Pakistan's violent insurgency galvanised by Taliban takeover
By IANS | Published: January 15, 2022 10:06 PM2022-01-15T22:06:04+5:302022-01-15T22:20:15+5:30
New Delhi, Jan 15 When the Taliban seized control of Afghanistan in August last year, government officials, retired ...
New Delhi, Jan 15 When the Taliban seized control of Afghanistan in August last year, government officials, retired military officers, and hard-line clerics in neighbouring Pakistan celebrated the militant groups return to power, RFE/RL reported.
Observers had warned that the Taliban's forcible takeover of Afghanistan could galvanise Pakistan's own violent insurgency.
Those fears have now been realised as the Tehrik-e Taliban Pakistan (TTP), also known as the Pakistani Taliban, has intensified its attacks in recent months, the report said.
In a further blow to Islamabad, the Afghan Taliban has been unwilling to crack down on the TTP, a close ideological and organisational ally. A major Pakistani military offensive in 2014 drove many of the militants from the country's tribal belt across the border to Afghanistan.
Analysts say the Taliban takeover in Afghanistan has emboldened and strengthened the TTP. The withdrawal of foreign troops from Afghanistan in August last year significantly reduced US air strikes in the region, allowing the TTP to operate more freely, the report said.

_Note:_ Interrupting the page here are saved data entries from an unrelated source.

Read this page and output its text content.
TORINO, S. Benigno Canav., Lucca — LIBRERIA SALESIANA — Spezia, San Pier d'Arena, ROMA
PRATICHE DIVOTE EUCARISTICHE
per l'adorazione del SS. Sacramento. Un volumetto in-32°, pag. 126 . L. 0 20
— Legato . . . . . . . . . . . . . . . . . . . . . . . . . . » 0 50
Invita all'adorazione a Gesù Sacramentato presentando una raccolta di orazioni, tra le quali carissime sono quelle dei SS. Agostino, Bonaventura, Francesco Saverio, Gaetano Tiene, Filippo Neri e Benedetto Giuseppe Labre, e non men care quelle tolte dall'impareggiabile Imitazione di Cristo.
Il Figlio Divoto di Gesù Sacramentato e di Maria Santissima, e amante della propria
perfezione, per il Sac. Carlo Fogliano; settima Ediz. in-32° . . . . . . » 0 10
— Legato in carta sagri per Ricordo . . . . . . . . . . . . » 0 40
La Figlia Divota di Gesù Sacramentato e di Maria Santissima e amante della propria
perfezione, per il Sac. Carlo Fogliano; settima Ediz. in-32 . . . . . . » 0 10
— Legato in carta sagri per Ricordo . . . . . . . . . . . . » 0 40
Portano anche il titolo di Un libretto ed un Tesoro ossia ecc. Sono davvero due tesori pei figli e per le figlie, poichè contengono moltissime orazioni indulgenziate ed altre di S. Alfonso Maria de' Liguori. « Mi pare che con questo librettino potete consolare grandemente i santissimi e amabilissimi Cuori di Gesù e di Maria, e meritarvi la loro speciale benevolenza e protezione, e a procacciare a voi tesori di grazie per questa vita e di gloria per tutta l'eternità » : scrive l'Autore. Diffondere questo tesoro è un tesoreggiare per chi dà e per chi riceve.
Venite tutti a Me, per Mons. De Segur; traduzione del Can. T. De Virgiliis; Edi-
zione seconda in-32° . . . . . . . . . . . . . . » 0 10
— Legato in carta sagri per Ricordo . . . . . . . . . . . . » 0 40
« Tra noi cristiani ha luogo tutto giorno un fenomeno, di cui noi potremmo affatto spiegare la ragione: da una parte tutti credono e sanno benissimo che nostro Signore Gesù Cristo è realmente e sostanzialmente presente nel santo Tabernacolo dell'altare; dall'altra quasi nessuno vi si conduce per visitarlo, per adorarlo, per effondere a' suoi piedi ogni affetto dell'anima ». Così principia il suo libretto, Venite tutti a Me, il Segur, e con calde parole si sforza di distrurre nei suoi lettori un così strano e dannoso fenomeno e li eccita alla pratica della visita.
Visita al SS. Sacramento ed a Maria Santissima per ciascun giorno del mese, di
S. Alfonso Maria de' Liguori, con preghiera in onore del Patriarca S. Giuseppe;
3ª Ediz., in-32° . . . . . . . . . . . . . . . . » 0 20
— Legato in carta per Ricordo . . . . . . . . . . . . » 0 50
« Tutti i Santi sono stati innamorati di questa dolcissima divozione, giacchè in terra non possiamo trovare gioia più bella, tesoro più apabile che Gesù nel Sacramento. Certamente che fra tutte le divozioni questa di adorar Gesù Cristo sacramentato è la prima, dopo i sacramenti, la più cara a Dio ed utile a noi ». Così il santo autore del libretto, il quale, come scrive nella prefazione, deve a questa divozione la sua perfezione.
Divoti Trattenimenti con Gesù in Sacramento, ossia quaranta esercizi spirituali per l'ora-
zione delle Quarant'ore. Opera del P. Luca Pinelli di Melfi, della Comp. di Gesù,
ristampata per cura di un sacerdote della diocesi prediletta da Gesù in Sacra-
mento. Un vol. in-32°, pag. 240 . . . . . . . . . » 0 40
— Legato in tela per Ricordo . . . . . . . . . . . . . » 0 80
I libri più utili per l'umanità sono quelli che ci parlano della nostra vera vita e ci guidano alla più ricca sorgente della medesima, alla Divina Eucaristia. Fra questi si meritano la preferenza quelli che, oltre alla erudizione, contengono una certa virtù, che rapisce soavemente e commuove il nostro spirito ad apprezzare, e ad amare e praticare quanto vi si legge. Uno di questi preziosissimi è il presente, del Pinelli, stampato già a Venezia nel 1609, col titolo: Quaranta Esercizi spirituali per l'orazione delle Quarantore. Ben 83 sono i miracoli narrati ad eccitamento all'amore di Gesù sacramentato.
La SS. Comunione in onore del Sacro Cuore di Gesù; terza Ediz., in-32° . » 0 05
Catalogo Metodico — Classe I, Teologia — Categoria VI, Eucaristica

TTP fighters have also obtained sophisticated weaponry, including US-made firearms, which their Afghan allies seized from Afghanistan's defeated armed forces.
Since the talks collapsed, the TTP has carried out a spate of deadly attacks against Pakistani security forces. The militant group claimed responsibility for the killing of four Pakistani soldiers in the North Waziristan tribal district on December 30, 2021. A day earlier, one police officer was killed in the same district by armed militants on motorcycles who managed to escape, RFE/RL reported.
Abdul Basit, a Pakistani counterterrorism and security expert, says the TTP is sending a signal to Islamabad that it is negotiating from a position of strength.
Basit says the TTP mostly targets Pakistani security forces and has moved away from a global to local jihadist narrative.
"The group's change in focus and rhetoric coupled with the sanctuaries at its disposal in Afghanistan under the Taliban regime makes the TTP a long-term threat for Pakistan," he says, the report added.
Abdul Sayed, a Sweden-based researcher who tracks militant groups in the region, says the Afghan Taliban is unlikely to bow to Islamabad's demand that it expels the TTP or prevents it from using Afghan territory for carrying out attacks in Pakistan.
Observers say the TTP has also been boosted by the pullout of foreign troops from Afghanistan in August last year and the reduced number of US drone strikes in the region. Over the years, US air strikes were successful in eliminating successive TTP leaders and commanders.
But with the US counterterrorism capability in the region severely diminished, TTP fighters have been allowed to move and operate relatively freely, observers say, the report added.